癟了癟嘴,土蜘蛛千穗理回過頭,繼續趴在欄杆上吹夜風。
“大半夜的不睡覺跑到陽臺來做什麼?別和我說你是來看夜景的唷。”
向陽臺外面看了看,因為是多雲的天氣夜空中沒有星星,一片黑漆漆的,只有仍未入眠的蟋蟀在草叢中輕輕鳴叫幾聲。
“還是說因為是妖怪所以連覺都不用睡麼。”
懶洋洋地趴著,土蜘蛛千穗理沒有像平時一樣跳起來反駁他,而是歪了歪頭。
“不是的啦,只是突然覺得肚子裡有點涼涼的,然後翻來覆去的就睡不著了。我怕會吵到真醬就跑了出來。”
想到下午投餵的兩支冰淇淋……
綠間真太郎默默地推了推眼鏡。
“還有哦,其實剛才我一直在想我究竟是個什麼樣的存在呢。”
突兀地開口,女孩子將兔子睡衣的帽子戴上,長長的耳朵聳拉下來。
“莫名其妙地被封印在一本書裡,又莫名其妙地被解放出來,可惡,都沒經過我的同意就這麼擅做主張……”
“偏偏除了名字其他什麼也想不起來,自己來自哪裡,自己還有沒有家人,自己究竟做錯了什麼樣的事會被這樣懲罰。”

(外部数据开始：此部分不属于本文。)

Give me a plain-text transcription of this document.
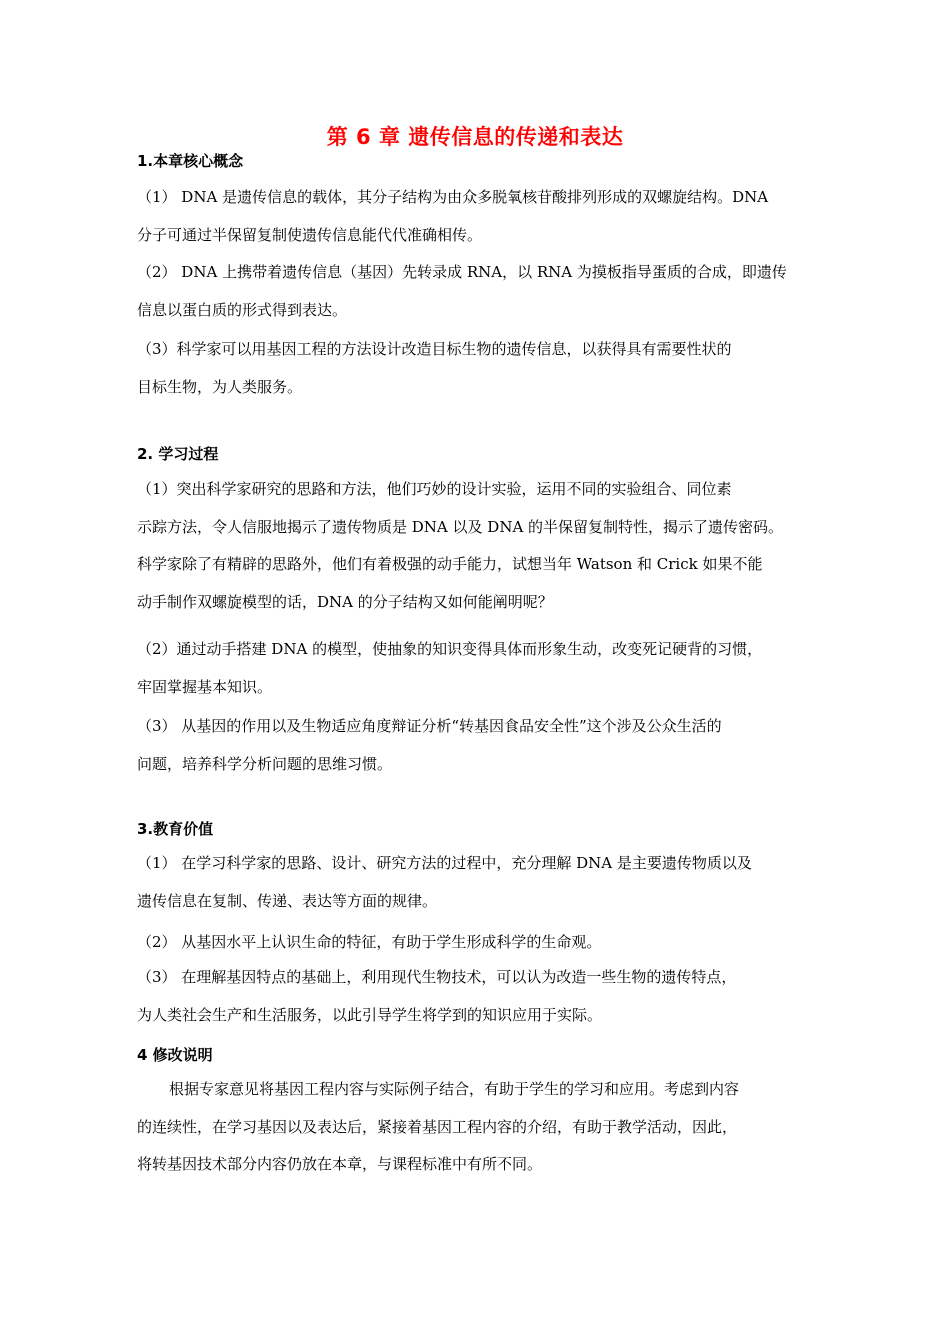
第 6 章 遗传信息的传递和表达
1.本章核心概念
（1） DNA 是遗传信息的载体，其分子结构为由众多脱氧核苷酸排列形成的双螺旋结构。DNA
分子可通过半保留复制使遗传信息能代代准确相传。
（2） DNA 上携带着遗传信息（基因）先转录成 RNA，以 RNA 为摸板指导蛋质的合成，即遗传
信息以蛋白质的形式得到表达。
（3）科学家可以用基因工程的方法设计改造目标生物的遗传信息，以获得具有需要性状的
目标生物，为人类服务。
2. 学习过程
（1）突出科学家研究的思路和方法，他们巧妙的设计实验，运用不同的实验组合、同位素
示踪方法，令人信服地揭示了遗传物质是 DNA 以及 DNA 的半保留复制特性，揭示了遗传密码。
科学家除了有精辟的思路外，他们有着极强的动手能力，试想当年 Watson 和 Crick 如果不能
动手制作双螺旋模型的话，DNA 的分子结构又如何能阐明呢？
（2）通过动手搭建 DNA 的模型，使抽象的知识变得具体而形象生动，改变死记硬背的习惯，
牢固掌握基本知识。
（3） 从基因的作用以及生物适应角度辩证分析“转基因食品安全性”这个涉及公众生活的
问题，培养科学分析问题的思维习惯。
3.教育价值
（1） 在学习科学家的思路、设计、研究方法的过程中，充分理解 DNA 是主要遗传物质以及
遗传信息在复制、传递、表达等方面的规律。
（2） 从基因水平上认识生命的特征，有助于学生形成科学的生命观。
（3） 在理解基因特点的基础上，利用现代生物技术，可以认为改造一些生物的遗传特点，
为人类社会生产和生活服务，以此引导学生将学到的知识应用于实际。
4 修改说明
根据专家意见将基因工程内容与实际例子结合，有助于学生的学习和应用。考虑到内容
的连续性，在学习基因以及表达后，紧接着基因工程内容的介绍，有助于教学活动，因此，
将转基因技术部分内容仍放在本章，与课程标准中有所不同。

她慢慢蹲下來,原本就嬌小的身子更縮成一小團,看起來就像一隻可憐兮兮的雪糰子。
聲音越來越低,在寂靜的夜色中聽著更像是在哽咽。
“其實、其實今天在動物園沒有打聽到想要的,真的真的很失望……”
猛地站起來面向他,女孩子聲音低低的,卻帶著惱怒和哭意。
“我、我知道這麼說很羞恥的……隨便你笑話啦可惡!”
不知道什麼時候厚厚的雲層已經散去,又大又圓的月亮稍稍露出一角,瑩亮而帶著微藍顏色的月光灑下來,落在土蜘蛛千穗理臉上,襯得她玫紅色的眸子更為明亮,周圍一圈有紅紅的痕跡。
“……”
抬起腳,綠間真太郎慢慢走過去,在又低下頭的女孩子面前駐足。
心裡有個地方柔軟起來,像涼白色的月光也落了進去。
想揉揉她的腦袋,但還是隻捏了捏她帽子上的兔子耳朵。
有很多話想說,最後他也只說了一句。
“別怕。”
沒有回答他,而是上前將腦袋埋進那個寬大的懷抱,土蜘蛛千穗理緊緊抓住綠間真太郎的衣服下襬。
良久才聽見她悶悶的聲音。
“謝謝你。還有……”
“帽子真的很醜。”
“……喂。”
如果不是第二天起床後看見自己的睡衣前襟一片深深淺淺的水漬,綠間真太郎還以為昨晚不過只是做了一個怪異的夢。